# offshore in a 17' ?



## pheedinfrenzy (Jan 1, 2003)

I woulld like input about taking my boat out at lynnhaven or rudee inlet on a calm day of course. I have a 17' open bow (bayliner) It handles the rivers pretty well in choppy water but never had it out in the bay or coastal waters, any advice or comments are welcome I have seen small boats out there before but how safe is it?


----------



## rockhead (Nov 6, 2002)

I dont want to give you bad advice, but I would do it.. just make sure the conditions are right (probably not very often) If you have it on a trailer I would go out of rudee then if things get rough its a short run back. from my experience where the bay and ocean meet @ cape henry things can be rough even when the conditions are right?


----------



## pheedinfrenzy (Jan 1, 2003)

I wish I knew the area better, I would feel much better knowing than just going out blind, I have a gps and fishfinder and it kills me not to be able to get on the big ones just cause my boat might be too small


----------



## Fishman (Apr 23, 2000)

Pick your days Ive been out there in a 17 ft Sea Hunt and it was doable. Just watch the weather forcast.

Rick


----------



## Digger (Jan 4, 2000)

I would suggest to ask your question on Tidalfish. The Virginia Board. I have seen smaller out there.


----------



## jay b (Dec 1, 2002)

I think the most important thing is to be carefull,know and recheck the weather offten, make sure you've got a back-up battery and radio.Start out close to the boat launch facility and when you get more confident go further out.The Tidal Fish board is a little more "Boat-friendly" but not quite as "Rookie-friendly". You've definately have a large enough boat to enjoy the fishing oppertunities out of Lynnhaven or Rudee inlets, I've got a friend (Who's still living!) that used to fish the CBBT & slow-troll for Kings out of Rudee in a 9' Zodiak w/ a 4hp Suzuki; but He's a little more Fish-crazy than most of us.


----------



## TKD (Oct 22, 2002)

I fish out of both Rudee and Lynnhaven in my 16.5 CC bay boat fairly often. You definitly have to pick your days. As mentioned sometimes the mouth of the bay can get touch and go just on account of the tides and such. If you run out of Rudee any west wind is best as you can hug the shore to stay in calmer waters. As for the bay my boat doesn't like wind from any direction over 15 mph. If you don't run much further than than the 1st or 2nd island you can get in fairly quick if the wind does pick up. With that said that does give you fair access to right much fishing area. Hope this is of some help.
TKD


----------



## Heaver (Feb 7, 2001)

Look for winds no more thah 10-15mph with a westerly component. W and SW are best, NW ok. The further out you go the more time the winds will have to chop up the waters. ROCKHEAD is correct in stating that waters can get rough quickly around Cape Henry, but if you pick your daze you'll be alright. Come out of Rudee and stay in close to the beach - no more than 1/4 mi - and head north, then head EAST once you get to the Ramada (last tall hotel north end).

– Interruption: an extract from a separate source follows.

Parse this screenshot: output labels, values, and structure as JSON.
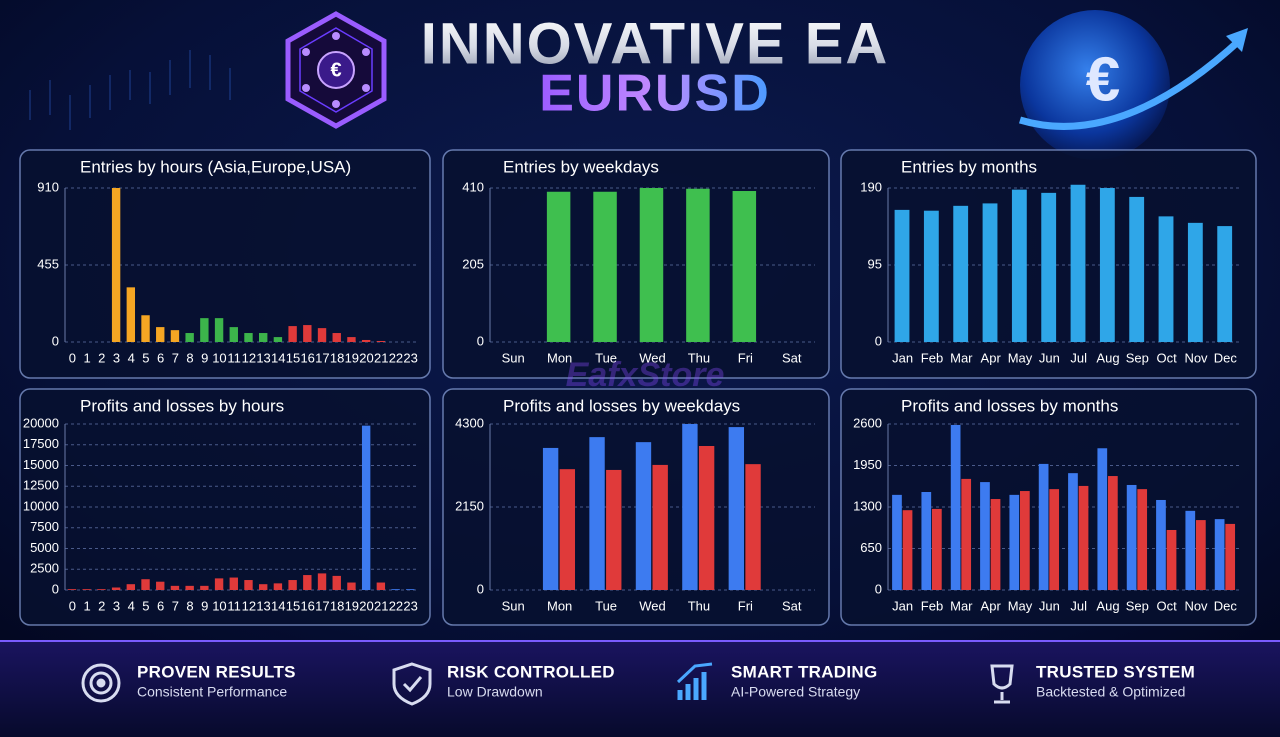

Anything from the N or NE I'd be wary about unless winds are almost calm.

Have all your safety gear aboard, a good radio is a must.

Lou


----------



## Tom Powers (Aug 2, 2001)

A agree about the W wind and staying close to the shore. If it is BELOW 8 and N or E you can still probably do OK. 

One thing to remember on those 10-plus knot Westerly days is that it does not take much of a drift with a dead motor to be in some nasty water. Make sure that you have an anchor with at least 200 feet of line at the ready in case you motor dies in 40 feet of water. Throw the anchor out; get on the radio and ask for near by boats to keep an eye on you; THEN mess with the motor.

Tom


----------



## PlankCaster (Oct 22, 2001)

pheedinfrenzy,
With a 17ft bayliner bay trips are doable but as everyone else has said I must emphasize that you pick your days carefully. This past summer I was out on the bay in a 19ft Carolina Skiff with a 6ft chop on the water...insane? VERY, not to mention that was very stupid (man the things we do when we're fish crazy) I would recomend leaving from Lynhaven Inlet as you have a much shorter run to the Bay Bridge Tunnel as opposed to leaving from Rudee and having the long ocean run where you have the potentiol to be stuck far from help. It is very important that you constantly moniter the weather, a small vhf or noaa radio can be picked up for a small sum and is well worth the price. Also this sounds stupid but I'm going to say it anyway, know how to drive the boat if the stuff does hit the fan. If an east wind picks up and you have to make it back in a 4 or 6ft chop, you have to remember that you cant drive the boat like you would on a lake, always head straight into or out of the swells or qaurter them if you have to. Never get more than a qaurter of the bow or stern turned into the swells or you risk being turned over. Sorry about the long post and for repeating what everyone else has said but these guys are right.
Tight lines and popped riggers


----------



## BigIsland (Apr 10, 2002)

I agree it's "doable" but not always prudent. Think about it this way. You will need to catch a lot of rockfish real quick to sustain you for the long drift to Europe or Africa should your motor die with a westerly wind. West winds are better for the water conditions but can be a killer should things go wrong. If you do it make sure your vhf radio is working and carry a cell phone as a backup. Make sure your flares are fresh and you have a good anchor with plenty of line. Currents on the beach can carry you a long way in a short time. Also be aware that the military has a restricted access area near rudee and have been known to conduct practice raids on the beach there. You may get a f-14 and a Blackhawk flying over you at about 50 ft. with a "leave the area immediately" message
especially with things the way they are right now. My recommendation is if you make the run, pair up with another small boat and make sure you file a plan with someone and observe a strict return time. This minimizes your risks and let's you enjoy your fishing safely which after all is what this sport is all about!


----------



## pheedinfrenzy (Jan 1, 2003)

I would like to thank everybody that replied
information was well taken, I see accessories are a must. allthough I love to fish, I love life more,I'm going to try to find someone (Veteran) to go or accompany me out the first time. Man I dream of getting on those lunker Rocks! I'm looking for a bigger boat (less worries). Thanks Again


----------



## Tom Powers (Aug 2, 2001)

Right now Sun the 5th looks pretty good. Light NW winds shifting to SW. Launch from Rudee and you should have no troubles. Also I would expect that there will be lots of company. Just fish in the crowds and you will find help if you need it.

Tom


----------